Ein verzweifeltes Hallöchen

  • Hi, dann will ich mich mal vorstellen. Ich bin Priumi, mitte 20 und Studentin aus der Nähe von Mannheim. Seit der Geburt bin ich bereits an meinem linken Ohr zu 100% taub, verschiedene Hörgeräte im Kindheitsalter haben da rein gar nichts geändert. Vor ca. 8 Jahren bin ich auch in die Uniklinik Köln, die mir sehr lang und breit erklärt haben das an meinem Zustand nichts zu ändern ist (ohne Tests oder ähnliches, vom CI haben sie mir überhaupt nichts erzählt). Einen Tinnitus habe ich übrigens nicht und nie gehabt.

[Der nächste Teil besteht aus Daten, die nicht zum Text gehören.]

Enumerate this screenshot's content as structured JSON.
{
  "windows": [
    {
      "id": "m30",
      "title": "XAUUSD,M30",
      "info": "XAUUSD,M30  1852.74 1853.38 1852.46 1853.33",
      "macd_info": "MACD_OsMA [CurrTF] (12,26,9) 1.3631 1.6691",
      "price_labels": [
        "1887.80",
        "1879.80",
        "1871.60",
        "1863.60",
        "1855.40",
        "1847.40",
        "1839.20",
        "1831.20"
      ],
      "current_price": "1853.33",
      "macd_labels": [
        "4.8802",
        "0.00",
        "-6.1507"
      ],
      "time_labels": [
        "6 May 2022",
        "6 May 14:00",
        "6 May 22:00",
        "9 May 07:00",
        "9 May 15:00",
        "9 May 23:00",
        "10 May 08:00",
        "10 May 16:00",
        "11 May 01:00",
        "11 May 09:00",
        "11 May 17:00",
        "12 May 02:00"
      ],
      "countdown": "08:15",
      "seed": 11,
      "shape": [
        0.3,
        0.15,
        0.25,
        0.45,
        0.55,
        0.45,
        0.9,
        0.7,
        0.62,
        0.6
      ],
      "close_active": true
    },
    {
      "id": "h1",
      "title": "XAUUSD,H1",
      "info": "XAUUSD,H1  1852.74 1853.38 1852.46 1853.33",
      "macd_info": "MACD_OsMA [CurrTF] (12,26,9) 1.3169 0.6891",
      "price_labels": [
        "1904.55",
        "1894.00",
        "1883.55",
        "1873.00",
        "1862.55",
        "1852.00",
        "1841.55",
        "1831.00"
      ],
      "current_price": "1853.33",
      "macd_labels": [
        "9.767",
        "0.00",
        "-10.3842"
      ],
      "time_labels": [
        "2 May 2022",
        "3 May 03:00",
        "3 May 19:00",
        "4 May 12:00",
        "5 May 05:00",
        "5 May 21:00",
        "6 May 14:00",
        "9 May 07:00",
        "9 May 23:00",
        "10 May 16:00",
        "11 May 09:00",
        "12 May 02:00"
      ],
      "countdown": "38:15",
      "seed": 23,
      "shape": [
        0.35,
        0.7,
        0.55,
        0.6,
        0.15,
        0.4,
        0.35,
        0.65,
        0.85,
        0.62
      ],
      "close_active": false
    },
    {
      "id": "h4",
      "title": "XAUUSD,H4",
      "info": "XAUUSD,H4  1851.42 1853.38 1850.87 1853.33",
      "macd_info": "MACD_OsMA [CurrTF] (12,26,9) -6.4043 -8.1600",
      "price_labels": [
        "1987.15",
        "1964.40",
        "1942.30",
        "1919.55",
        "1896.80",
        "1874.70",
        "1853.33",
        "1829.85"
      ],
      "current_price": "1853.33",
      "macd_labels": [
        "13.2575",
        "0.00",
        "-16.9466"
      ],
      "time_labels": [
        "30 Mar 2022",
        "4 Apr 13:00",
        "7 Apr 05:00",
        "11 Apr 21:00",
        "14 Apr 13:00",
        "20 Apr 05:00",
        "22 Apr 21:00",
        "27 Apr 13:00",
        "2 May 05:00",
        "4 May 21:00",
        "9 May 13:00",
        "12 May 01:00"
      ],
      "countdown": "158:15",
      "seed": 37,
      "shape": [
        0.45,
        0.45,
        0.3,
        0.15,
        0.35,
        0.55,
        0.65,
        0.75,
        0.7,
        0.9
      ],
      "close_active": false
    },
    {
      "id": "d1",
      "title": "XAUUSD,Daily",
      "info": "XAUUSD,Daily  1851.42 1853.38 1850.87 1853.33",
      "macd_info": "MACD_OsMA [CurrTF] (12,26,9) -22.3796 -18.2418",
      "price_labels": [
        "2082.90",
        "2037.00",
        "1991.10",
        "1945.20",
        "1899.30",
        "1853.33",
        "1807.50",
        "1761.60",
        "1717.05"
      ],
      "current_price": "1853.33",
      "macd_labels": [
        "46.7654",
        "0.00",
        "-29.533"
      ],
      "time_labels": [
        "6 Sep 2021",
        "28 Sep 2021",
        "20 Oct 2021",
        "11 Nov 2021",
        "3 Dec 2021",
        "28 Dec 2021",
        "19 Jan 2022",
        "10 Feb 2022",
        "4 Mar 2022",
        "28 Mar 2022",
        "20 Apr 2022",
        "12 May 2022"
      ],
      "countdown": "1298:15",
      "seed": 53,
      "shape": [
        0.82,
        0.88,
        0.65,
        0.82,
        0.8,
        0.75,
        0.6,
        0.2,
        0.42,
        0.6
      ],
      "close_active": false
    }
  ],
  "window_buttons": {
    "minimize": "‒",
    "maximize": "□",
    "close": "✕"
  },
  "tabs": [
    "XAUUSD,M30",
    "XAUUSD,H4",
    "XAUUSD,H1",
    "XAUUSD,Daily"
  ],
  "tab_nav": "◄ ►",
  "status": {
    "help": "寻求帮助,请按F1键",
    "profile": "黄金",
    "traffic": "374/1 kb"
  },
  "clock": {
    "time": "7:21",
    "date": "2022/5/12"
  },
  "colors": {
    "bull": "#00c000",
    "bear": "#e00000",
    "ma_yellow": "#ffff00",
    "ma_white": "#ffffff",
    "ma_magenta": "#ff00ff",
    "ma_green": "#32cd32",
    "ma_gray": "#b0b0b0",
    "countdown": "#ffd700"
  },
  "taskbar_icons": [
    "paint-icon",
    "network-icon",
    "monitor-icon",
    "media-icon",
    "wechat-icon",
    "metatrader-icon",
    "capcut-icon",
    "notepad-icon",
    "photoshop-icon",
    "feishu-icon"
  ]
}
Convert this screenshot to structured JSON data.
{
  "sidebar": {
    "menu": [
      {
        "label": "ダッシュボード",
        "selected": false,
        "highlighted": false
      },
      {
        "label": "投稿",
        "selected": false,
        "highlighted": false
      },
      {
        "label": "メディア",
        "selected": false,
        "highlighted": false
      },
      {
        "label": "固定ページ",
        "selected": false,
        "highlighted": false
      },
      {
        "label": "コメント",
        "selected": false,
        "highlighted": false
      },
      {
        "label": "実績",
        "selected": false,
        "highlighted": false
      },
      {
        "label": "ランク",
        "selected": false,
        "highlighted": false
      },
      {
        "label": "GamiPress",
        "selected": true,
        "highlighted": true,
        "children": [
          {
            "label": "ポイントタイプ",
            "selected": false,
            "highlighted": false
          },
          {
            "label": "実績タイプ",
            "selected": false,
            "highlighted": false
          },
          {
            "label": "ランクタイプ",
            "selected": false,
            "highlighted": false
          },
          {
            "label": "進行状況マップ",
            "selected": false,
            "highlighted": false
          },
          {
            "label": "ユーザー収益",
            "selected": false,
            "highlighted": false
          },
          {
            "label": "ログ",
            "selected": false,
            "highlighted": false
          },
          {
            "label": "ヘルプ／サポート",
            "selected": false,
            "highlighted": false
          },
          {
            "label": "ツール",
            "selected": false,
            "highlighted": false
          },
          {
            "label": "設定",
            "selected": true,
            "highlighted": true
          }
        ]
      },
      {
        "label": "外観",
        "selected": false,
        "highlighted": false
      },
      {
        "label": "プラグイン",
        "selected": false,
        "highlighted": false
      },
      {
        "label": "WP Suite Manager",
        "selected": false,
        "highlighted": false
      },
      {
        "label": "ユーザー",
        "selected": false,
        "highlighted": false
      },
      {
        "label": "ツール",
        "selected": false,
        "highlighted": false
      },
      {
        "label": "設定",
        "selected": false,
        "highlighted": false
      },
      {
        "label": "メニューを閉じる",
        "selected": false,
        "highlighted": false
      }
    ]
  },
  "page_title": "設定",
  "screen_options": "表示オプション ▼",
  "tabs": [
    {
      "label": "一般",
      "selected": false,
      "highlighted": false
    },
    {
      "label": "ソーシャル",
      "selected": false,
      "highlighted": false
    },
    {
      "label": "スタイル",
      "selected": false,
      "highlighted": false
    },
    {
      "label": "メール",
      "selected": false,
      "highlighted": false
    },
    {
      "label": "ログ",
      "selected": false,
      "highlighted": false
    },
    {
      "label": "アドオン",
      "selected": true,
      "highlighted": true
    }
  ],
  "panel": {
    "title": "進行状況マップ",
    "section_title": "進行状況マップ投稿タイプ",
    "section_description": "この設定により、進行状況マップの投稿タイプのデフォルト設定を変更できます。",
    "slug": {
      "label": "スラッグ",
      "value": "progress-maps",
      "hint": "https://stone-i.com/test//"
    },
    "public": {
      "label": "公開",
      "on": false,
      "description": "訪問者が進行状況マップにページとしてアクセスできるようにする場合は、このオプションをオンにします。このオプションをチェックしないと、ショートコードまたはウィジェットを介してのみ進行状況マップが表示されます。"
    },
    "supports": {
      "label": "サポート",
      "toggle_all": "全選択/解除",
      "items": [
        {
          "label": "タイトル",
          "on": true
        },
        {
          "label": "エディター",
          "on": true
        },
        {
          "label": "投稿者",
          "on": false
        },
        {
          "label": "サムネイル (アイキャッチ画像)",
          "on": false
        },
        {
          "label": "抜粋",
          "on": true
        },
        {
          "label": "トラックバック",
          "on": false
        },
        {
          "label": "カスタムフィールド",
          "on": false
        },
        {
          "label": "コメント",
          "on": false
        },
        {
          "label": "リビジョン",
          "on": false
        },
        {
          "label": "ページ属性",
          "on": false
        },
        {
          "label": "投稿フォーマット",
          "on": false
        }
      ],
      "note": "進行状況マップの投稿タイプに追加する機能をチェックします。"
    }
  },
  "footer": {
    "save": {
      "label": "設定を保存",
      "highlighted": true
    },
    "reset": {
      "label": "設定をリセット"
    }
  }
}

    Seit mehreren Jahren wird mir nun regelmäßig Schwindelig, Schlecht und zudem kippe ich um, mir wird oft schwarz vor Augen (was dazu führte das ich bei meiner Abschlussfeier in Kombination mit einer Grippe vor versammelter Mannschaft umgekippt bin und rausgetragen werden musste, schlimme Zeit ..). Und die Ärzte rätseln grad ein wenig an meinen Symtomen, erst sei es Migräne gewesen, jetzt sagt der Arzt es könnte was mit dem Rücken sein. Oder Ohr. Ich werde demnächst einige Tests im Krankenhaus durchlaufen müssen ..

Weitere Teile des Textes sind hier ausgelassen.